С того момента, когда Орацио Маттаниа устанавливает с Чипри доверительные отношения, мы попадаем в настоящий водоворот имен, встреч, «выпивонов» (то есть импровизированных пирушек, орошаемых вином), выездов за город и в соседние деревни, свиданий, нередко переносившихся или сводившихся для Маттаниа лишь к тщетному ожиданию. Как мы полагаем, недоразумения происходили из-за большой путаницы со временем: Маттаниа назначал встречи с Чипри и другими заговорщиками, те назначали встречи ему, вдобавок Маттаниа должен был держать связь с судейскими лицами; к тому же местное время не совпадало с общеитальянским. В довершение всего итальянский язык, на котором осведомитель изъяснялся, был еще более исковерканным, неточным, а подчас и бессмысленным, чем язык полицейских инспекторов; вероятно, таково же было и мышление Маттаниа. Но важно другое — то, что его миссия, по-видимому, развертывалась с той нарастающей постепенностью, которая входила в планы следственных органов. Это была рассчитанная «эскалация», завершившаяся встречей на высшем уровне, куда был допущен Маттаниа.

Направляясь на это собрание (назначенное, кажется, в 7.30 вечера по итальянскому времени), Маттаниа встретился с Чипри; тот был встревожен известием, что трое осужденных уже переведены в Капеллу (все приговоренные к смертной казни проводили последнюю ночь в тюремной часовне, приобщаясь к таинству религии — одни против воли, другие в надежде найти поддержку и утешение, как это и было задумано изначально). Чипри сказал, что он боится, как бы они перед лицом смерти не проговорились, и что он «от страху уже два дня куска проглотить не может». Этот страх не помешал ему, однако, посоветовать Маттаниа, ставшему теперь начальством повыше его, уговорить синьоров, с которыми тому предстояло встретиться, предпринять действия (по-видимому, новую поножовщину) вечером в праздник Сан-Джузеппе, чтобы «подзаработать деньжат». И предупредил, «чтоб не вышло так, что я про него забуду после того, как он мне открыл все двери».

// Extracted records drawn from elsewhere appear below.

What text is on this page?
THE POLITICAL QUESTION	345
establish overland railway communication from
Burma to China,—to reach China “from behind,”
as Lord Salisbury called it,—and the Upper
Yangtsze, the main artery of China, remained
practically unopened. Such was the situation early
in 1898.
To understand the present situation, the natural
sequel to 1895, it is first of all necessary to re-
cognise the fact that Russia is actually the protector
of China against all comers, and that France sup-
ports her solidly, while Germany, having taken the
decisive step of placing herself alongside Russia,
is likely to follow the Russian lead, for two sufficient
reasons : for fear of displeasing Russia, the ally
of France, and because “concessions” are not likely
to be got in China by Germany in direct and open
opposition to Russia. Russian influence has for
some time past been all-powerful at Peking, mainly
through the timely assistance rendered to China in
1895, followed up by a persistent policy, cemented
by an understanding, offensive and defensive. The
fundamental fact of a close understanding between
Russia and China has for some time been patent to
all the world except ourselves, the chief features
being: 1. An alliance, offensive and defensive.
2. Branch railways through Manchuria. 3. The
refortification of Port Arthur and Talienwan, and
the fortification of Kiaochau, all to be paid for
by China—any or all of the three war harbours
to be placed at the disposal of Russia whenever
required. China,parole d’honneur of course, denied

Маттаниа заверил Чипри, что он его не забудет, и выставил ему в таверне полбутылки вишневки. «Мы вышли вместе, он немного проводил меня, и мы условились встретиться у него дома в 10 часов вечера». Здесь надо отметить, что если дело было до праздника Сан-Джузеппе, то есть до 19 марта, то известие о переводе приговоренных в Капеллу было неверным: их казнили 9 апреля в 6 часов утра на площади Консолационе.

Расставшись с Чипри, Маттаниа вошел в архиепископский дворец. Собрание происходило в апартаментах, которые монсеньор Калькара, как первый секретарь архиепископа, занимал во дворце; эти апартаменты Маттаниа позже описал судейским лицам во всех подробностях. Присутствовало двенадцать человек. Девятеро из них были священники: второй секретарь архиепископа, настоятель церкви Сан-Николо Альбергерийского, каноник Санфилиппо и другие — всех их Маттаниа описал судейским. Среди трех «штатских» он сразу узнал князей Сант'Элиа и Джардинелли; третьим оказался кавалер Лонго.

Князь Сант'Элиа говорил с ним «суровым тоном». Переведем эту речь с итальянского языка Маттаниа на наш: «Мне о вас очень тепло отзывались Парети и отец Аньелло, и я знаю, что вы начали действовать на благо нашего дела. Но вы должны ясно понять, что я дам деньги только за выполненную работу. Я больше не желаю быть такой задницей, какой был по сю пору, истратив четыре тысячи унций, чтобы не добиться практически ничего да еще подвергнуть себя опасности. И для меня, конечно, дело кончилось бы тоже скверно, не будь у меня таких средств. Нужно действовать, но с большой осторожностью. Вы хитры и осмотрительны, но учтите, что теперь у полиции столько тайных каналов, сколько у меня волос на голове. Вы хорошо знаете, что мне пришлось вынести за эти двадцать месяцев — и без всякой вины; поэтому я поклялся или отомстить, или пусть меня расстреляют. Как бы то ни было, если вы твердо и неизменно будете на нашей стороне, вас ожидает хорошее вознаграждение».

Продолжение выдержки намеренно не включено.